3. INTERNPRENEURSHIP
The typical internship looks something like this: The peon follows the boss to a couple of mind-numbing meetings, fills out a spreadsheet destined for the waste basket, and turns her gaze to the clock with soul-killing frequency.
It is a particularly disastrous formula for a state like Rhode Island that wants so desperately to excite students about post-college possibilities here.
So it was with special urgency that, at an economic summit put together by Congressman James Langevin in April, a breakout group facilitated by RISD's Maeda moved to re-imagine the institution.
Under the "internpreneurship" model, the student would be viewed not as an empty vessel, but as a thinking person who might possess a unique perspective or set of skills.

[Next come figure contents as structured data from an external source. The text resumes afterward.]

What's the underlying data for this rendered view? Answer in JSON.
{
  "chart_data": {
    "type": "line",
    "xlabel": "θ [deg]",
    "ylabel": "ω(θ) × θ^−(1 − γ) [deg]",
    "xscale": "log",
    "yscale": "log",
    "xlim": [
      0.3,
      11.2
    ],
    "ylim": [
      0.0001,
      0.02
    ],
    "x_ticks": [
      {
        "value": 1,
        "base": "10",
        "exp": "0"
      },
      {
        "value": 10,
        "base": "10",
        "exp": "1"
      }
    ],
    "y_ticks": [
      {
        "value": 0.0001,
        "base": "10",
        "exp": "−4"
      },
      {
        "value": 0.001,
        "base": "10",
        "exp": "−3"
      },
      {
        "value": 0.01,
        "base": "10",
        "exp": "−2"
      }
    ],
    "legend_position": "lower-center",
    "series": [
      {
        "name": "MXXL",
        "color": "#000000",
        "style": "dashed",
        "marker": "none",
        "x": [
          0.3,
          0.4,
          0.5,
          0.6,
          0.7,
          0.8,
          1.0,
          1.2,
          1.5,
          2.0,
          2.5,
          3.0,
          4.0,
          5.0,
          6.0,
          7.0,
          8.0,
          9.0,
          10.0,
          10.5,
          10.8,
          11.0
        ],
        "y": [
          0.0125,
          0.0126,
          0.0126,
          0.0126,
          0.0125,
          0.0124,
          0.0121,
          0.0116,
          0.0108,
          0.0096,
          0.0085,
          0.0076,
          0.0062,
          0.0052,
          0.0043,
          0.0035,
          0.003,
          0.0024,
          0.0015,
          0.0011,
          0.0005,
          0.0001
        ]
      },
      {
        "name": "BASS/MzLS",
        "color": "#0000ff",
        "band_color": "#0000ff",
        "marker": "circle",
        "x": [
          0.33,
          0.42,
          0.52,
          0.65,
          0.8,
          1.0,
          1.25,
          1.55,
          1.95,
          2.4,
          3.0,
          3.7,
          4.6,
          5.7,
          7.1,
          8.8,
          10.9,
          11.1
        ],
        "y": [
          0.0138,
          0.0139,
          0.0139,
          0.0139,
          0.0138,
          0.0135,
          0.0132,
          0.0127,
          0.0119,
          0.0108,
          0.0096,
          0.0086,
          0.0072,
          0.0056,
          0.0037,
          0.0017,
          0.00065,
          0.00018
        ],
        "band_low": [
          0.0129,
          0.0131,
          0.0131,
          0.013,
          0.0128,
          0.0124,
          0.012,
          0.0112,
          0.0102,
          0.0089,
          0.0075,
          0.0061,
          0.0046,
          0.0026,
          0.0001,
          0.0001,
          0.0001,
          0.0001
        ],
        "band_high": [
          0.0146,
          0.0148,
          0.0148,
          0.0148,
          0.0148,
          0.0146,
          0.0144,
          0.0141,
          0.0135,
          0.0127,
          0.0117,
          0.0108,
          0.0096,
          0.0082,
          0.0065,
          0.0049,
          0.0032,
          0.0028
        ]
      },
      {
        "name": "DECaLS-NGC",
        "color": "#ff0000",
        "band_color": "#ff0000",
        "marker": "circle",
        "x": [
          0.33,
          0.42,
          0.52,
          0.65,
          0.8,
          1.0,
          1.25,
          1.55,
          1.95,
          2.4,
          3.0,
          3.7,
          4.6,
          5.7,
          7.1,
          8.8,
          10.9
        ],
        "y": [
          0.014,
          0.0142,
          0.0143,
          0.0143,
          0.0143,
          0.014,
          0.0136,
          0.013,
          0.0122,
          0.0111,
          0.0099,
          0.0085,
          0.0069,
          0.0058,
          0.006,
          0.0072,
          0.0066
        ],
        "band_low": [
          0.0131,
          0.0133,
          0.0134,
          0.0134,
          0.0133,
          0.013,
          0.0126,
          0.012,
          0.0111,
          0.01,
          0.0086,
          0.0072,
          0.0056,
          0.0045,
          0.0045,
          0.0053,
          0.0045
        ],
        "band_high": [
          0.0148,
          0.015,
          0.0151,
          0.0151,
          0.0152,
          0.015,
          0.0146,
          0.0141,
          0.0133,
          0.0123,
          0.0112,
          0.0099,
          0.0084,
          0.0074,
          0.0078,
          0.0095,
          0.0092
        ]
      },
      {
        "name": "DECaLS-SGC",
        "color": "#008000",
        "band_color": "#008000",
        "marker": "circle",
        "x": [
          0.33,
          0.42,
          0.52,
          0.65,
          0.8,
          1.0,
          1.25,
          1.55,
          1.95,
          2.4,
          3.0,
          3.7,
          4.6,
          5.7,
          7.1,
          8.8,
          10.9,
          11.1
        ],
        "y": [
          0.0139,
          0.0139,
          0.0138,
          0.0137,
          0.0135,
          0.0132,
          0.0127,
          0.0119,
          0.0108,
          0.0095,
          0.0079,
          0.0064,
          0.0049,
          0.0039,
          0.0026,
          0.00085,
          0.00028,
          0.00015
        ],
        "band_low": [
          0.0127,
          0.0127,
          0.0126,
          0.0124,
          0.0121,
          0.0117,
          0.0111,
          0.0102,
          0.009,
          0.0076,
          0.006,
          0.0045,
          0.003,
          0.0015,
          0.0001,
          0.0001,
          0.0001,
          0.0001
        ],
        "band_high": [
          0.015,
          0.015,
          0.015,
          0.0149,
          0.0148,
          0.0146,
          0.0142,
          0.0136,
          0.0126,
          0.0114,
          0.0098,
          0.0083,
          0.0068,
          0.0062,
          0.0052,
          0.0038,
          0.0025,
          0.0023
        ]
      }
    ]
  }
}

And rather than sitting at the center of the company, alone and with little to do, she would be teamed up with other interns at the periphery and given a project of substance: help the firm make better use of technology, say, or develop a strategy for reaching younger consumers.
"These are things that college-age interns, particularly if they have an entrepreneurship gene, are good at doing," says Allan Tear, who was part of the group that studied the issue and has taken the lead in making it a reality.
Tear, a managing partner at technology and design incubator Betaspring, says the idea draws inspiration from IBM's Extreme Blue — a highly competitive program that has used teams of interns at offices around the world to develop dozens of patented products.
"It's not just an exercise," he says. "We know that it works."